Lee County Florida Prices Up Again

Lee County (Fort Myers Area) home prices  have been down so long, it looks like “up” to us now where housing prices are concerned.

Local housing numbers were the opposite of the state as a whole, and the long, painful housing slide here is to blame.

In October, the median price of an existing single-family home was up 15 percent from a year earlier, rising from $89,100 to $102,100, according to statistics released Monday by Florida Realtors. The number of sales fell 6 percent from 1,002 to 938.
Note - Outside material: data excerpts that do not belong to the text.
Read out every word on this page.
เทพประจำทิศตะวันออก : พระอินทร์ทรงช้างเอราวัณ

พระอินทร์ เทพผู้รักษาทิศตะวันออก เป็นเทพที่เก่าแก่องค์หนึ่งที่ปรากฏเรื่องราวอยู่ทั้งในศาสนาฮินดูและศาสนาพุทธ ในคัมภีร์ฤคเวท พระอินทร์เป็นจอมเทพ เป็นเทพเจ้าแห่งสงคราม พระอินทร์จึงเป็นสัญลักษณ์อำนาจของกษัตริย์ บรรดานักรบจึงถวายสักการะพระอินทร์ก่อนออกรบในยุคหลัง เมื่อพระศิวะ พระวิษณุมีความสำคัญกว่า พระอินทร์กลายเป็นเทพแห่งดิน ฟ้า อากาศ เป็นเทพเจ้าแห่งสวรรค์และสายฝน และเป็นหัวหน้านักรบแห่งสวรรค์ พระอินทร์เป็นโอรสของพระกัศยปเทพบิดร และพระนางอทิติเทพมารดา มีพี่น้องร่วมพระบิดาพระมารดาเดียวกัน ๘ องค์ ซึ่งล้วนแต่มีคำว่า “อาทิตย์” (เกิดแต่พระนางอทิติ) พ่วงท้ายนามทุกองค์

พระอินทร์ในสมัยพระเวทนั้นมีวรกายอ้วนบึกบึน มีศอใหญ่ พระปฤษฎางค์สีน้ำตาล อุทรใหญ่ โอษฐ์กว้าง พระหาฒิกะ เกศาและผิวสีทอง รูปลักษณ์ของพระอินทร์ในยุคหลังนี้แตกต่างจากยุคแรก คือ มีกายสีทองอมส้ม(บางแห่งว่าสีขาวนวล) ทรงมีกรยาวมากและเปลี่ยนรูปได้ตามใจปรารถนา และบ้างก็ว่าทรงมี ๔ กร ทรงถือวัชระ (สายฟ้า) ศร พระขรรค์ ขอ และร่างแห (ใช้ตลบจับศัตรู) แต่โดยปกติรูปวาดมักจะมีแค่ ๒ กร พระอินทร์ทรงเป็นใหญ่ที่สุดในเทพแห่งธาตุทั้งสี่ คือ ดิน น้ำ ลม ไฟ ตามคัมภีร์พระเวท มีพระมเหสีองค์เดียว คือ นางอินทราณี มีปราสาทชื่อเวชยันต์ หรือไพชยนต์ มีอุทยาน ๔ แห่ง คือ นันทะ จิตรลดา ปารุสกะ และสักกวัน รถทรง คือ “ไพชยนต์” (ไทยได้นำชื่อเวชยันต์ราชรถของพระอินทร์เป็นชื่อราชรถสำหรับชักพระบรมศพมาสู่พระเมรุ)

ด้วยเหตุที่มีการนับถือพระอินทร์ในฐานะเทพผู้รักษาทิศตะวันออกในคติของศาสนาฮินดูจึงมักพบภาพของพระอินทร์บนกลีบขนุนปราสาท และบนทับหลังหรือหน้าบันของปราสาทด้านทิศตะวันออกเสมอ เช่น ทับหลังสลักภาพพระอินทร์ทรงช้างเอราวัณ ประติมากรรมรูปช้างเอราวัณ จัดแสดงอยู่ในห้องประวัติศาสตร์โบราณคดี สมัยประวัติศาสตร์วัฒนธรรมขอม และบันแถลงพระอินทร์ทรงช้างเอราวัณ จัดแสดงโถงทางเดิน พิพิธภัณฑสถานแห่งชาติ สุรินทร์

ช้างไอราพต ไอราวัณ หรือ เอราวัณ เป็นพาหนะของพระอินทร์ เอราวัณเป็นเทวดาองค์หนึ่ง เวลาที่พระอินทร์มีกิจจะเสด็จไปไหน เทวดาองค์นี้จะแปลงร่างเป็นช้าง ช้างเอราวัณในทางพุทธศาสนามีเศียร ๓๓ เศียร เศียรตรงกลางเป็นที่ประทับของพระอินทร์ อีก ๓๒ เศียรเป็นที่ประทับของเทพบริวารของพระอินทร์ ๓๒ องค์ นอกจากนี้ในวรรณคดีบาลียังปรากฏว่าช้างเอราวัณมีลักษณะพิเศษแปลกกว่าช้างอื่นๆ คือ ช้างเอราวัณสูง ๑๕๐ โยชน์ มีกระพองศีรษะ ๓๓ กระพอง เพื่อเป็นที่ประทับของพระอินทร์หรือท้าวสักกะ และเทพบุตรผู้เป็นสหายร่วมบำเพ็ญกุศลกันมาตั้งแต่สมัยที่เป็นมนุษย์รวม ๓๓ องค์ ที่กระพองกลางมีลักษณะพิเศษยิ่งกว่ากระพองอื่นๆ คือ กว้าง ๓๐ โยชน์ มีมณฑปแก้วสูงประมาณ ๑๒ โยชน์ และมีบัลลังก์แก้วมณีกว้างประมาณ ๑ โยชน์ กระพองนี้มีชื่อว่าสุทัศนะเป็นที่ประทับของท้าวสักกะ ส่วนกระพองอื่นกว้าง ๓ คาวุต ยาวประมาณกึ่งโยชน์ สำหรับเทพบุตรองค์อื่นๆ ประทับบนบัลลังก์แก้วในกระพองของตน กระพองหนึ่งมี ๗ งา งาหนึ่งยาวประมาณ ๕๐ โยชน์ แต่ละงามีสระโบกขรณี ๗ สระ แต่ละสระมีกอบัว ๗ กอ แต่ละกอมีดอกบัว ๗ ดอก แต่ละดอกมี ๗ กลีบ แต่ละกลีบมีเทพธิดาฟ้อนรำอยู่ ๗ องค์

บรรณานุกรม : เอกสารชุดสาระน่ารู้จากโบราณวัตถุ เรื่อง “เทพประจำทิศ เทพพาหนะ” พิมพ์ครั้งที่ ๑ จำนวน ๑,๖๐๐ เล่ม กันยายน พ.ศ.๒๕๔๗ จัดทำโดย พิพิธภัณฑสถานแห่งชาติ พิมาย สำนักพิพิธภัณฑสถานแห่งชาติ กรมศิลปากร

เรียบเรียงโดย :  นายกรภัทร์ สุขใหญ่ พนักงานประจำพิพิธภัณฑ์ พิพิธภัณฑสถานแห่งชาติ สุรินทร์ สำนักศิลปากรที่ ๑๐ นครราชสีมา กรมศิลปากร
Florida as a whole, however, saw a 4 percent fall in prices from $136,600 to $131,200 while the number of sales soared 13 percent from 12,145 to 13,7355.

Of 19 metropolitan areas in the state, Tallahassee was the only other place to see sales fall.

“Prices had dropped so far over there (Southwest Florida),” said Jack McCabe, a Deerfield Beach-based real estate consultant who tracks home markets on both coasts of Florida. “Prices overshot and then overcorrected, rising more than the other markets in Florida. It’s not surprising to see it come up some. You might say it was tremendously undervalued.”

Meanwhile, in a separate report also released Monday by the National Association of Realtors, home sales rose 1.4 percent nationally last month to a seasonally adjusted annual rate of 4.97 million.

That's below the 6 million that economists say is consistent with a healthy housing market and slightly ahead of last year's sales — the worst in 13 years.

In most of Florida, distressed real estate sales are rising even as they’ve fallen steadily in Lee. There were 440 in October compared to 1,156 in October 2010, according to the Southwest Florida Real Estate Investment Association.

On the demand side, “What it feels like is that everybody locally who can afford a house has bought one,” said Steve Koffman, a broker associate with Century 21 Sunbelt in Cape Coral.

But, he said, “We’ve still got a lot of investors in the market” because they can buy a house for $80,000, rent it out for $850 a month and “hold it until it’s worth more.”

Brett Ellis, head of The Ellis Team with Re/Max Realty Group in Fort Myers, said it’s hard to read the numbers and predict what’s going to happen next.

“I can’t decide if it’s ‘Happy Thanksgiving’ or ‘trick or treat,’ ” he said, noting that the inventory of unsold single-family homes in the county has increased slightly recently and is now about 7,600.

One problem is that tough federal regulations make it hard for people to finance a home purchase, although investors are still going strong, Ellis said.

There won’t be a shortage of foreclosed homes coming back on the market next year, he said. “I’ve got too many banks telling me there’s more coming.”

The statewide results of Florida Realtors include the Naples Area Board of Realtors, but the board doesn’t allow those figures to be made public.

In a separate report, the board said it showed 507 sales in October 2011 compared to 471 a year earlier. Courtesy of the Fort Myers News Press.